Sunday, 9 September 2018

A National Trust visit to Fairlynch

News of the extended loan of ‘The Boyhood of Raleigh’ has resulted in a further boost for visitor numbers, including increased interest from groups. Seen here with Chairman Trevor Waddington are members of the  Exeter & District National Trust group who visited on 26 July.

Group leader Nerina Frampton was delighted with the visit: ‘I cannot begin to thank you enough for the warmth of your reception, for doing so much to make us welcome and for your sheer expertise,’ she told Trevor. ‘Every single one of our group told me how much they had enjoyed their visit and seeing some of your permanent and temporary treasures.’   

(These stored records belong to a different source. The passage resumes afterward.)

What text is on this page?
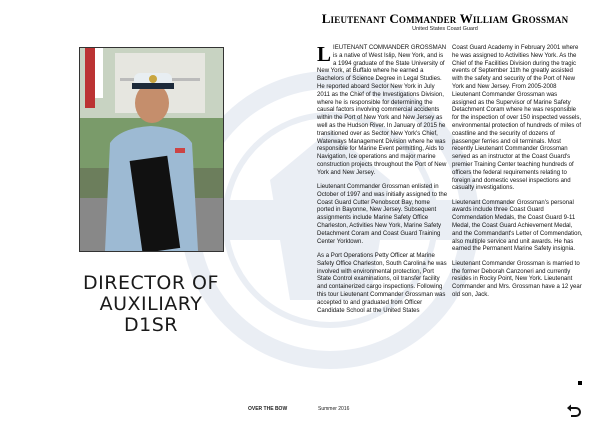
DIRECTOR OF
AUXILIARY
D1SR
Lieutenant Commander William Grossman
United States Coast Guard

LIEUTENANT COMMANDER GROSSMAN is a native of West Islip, New York, and is a 1994 graduate of the State University of New York, at Buffalo where he earned a Bachelors of Science Degree in Legal Studies. He reported aboard Sector New York in July 2011 as the Chief of the Investigations Division, where he is responsible for determining the causal factors involving commercial accidents within the Port of New York and New Jersey as well as the Hudson River. In January of 2015 he transitioned over as Sector New York's Chief, Waterways Management Division where he was responsible for Marine Event permitting, Aids to Navigation, Ice operations and major marine construction projects throughout the Port of New York and New Jersey.

Lieutenant Commander Grossman enlisted in October of 1997 and was initially assigned to the Coast Guard Cutter Penobscot Bay, home ported in Bayonne, New Jersey. Subsequent assignments include Marine Safety Office Charleston, Activities New York, Marine Safety Detachment Coram and Coast Guard Training Center Yorktown.

As a Port Operations Petty Officer at Marine Safety Office Charleston, South Carolina he was involved with environmental protection, Port State Control examinations, oil transfer facility and containerized cargo inspections. Following this tour Lieutenant Commander Grossman was accepted to and graduated from Officer Candidate School at the United States

Coast Guard Academy in February 2001 where he was assigned to Activities New York. As the Chief of the Facilities Division during the tragic events of September 11th he greatly assisted with the safety and security of the Port of New York and New Jersey. From 2005-2008 Lieutenant Commander Grossman was assigned as the Supervisor of Marine Safety Detachment Coram where he was responsible for the inspection of over 150 inspected vessels, environmental protection of hundreds of miles of coastline and the security of dozens of passenger ferries and oil terminals. Most recently Lieutenant Commander Grossman served as an instructor at the Coast Guard's premier Training Center teaching hundreds of officers the federal requirements relating to foreign and domestic vessel inspections and casualty investigations.

Lieutenant Commander Grossman's personal awards include three Coast Guard Commendation Medals, the Coast Guard 9-11 Medal, the Coast Guard Achievement Medal, and the Commandant's Letter of Commendation, also multiple service and unit awards. He has earned the Permanent Marine Safety insignia.

Lieutenant Commander Grossman is married to the former Deborah Canzoneri and currently resides in Rocky Point, New York. Lieutenant Commander and Mrs. Grossman have a 12 year old son, Jack.

OVER THE BOW	Summer 2016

Sir John Everett Millais’ painting ‘The Boyhood of Raleigh’ continues to be the main attraction for visitors. The Fairlynch Raleigh 400 exhibition provides a rare chance to see the painting at eye-level, so details can now be appreciated. It’s only recently that I realized that what I thought was a basket, to the right of the sailor, seems to be lined on the outside with exotic feathers. 

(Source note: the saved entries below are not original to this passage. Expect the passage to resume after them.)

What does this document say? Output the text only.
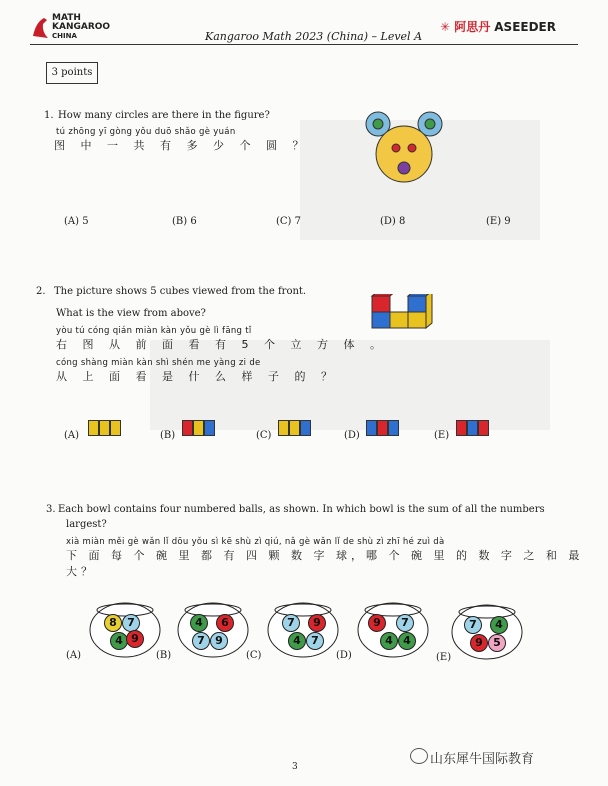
MATH
KANGAROO
CHINA	Kangaroo Math 2023 (China) – Level A
✳ 阿思丹 ASEEDER
3 points
1. How many circles are there in the figure?
tú zhōng yī gòng yǒu duō shǎo gè yuán
图 中 一 共 有 多 少 个 圆 ？
(A) 5	(B) 6	(C) 7	(D) 8	(E) 9
2. The picture shows 5 cubes viewed from the front.
What is the view from above?
yòu tú cóng qián miàn kàn yǒu gè lì fāng tǐ
右 图 从 前 面 看 有 5 个 立 方 体 。
cóng shàng miàn kàn shì shén me yàng zi de
从 上 面 看 是 什 么 样 子 的 ？
(A)	(B)	(C)	(D)	(E)
3. Each bowl contains four numbered balls, as shown. In which bowl is the sum of all the numbers
largest?
xià miàn měi gè wǎn lǐ dōu yǒu sì kē shù zì qiú, nǎ gè wǎn lǐ de shù zì zhī hé zuì dà
下 面 每 个 碗 里 都 有 四 颗 数 字 球，哪 个 碗 里 的 数 字 之 和 最 大？
8 7
4 9
(A)
4	6
7 9
(B)
7	9
4 7
(C)
9	7
4 4
(D)
7	4
9 5
(E)
3	山东犀牛国际教育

Could it be, like the toucan, next to it, something that the sailor brought back from his travels in the New World? Could it in fact be some sort of upturned headgear worn by a native of somewhere like Guyana, which Raleigh would visit on two occasions? Has Millais painted it to balance the smart green hat with its feather, next to young Walter?

The painting goes back to London on 31 October, but until then you have the chance to admire this magnificent piece of Victorian artistic romance; and there’s lots more to see in the exhibition.  Group visits are welcome.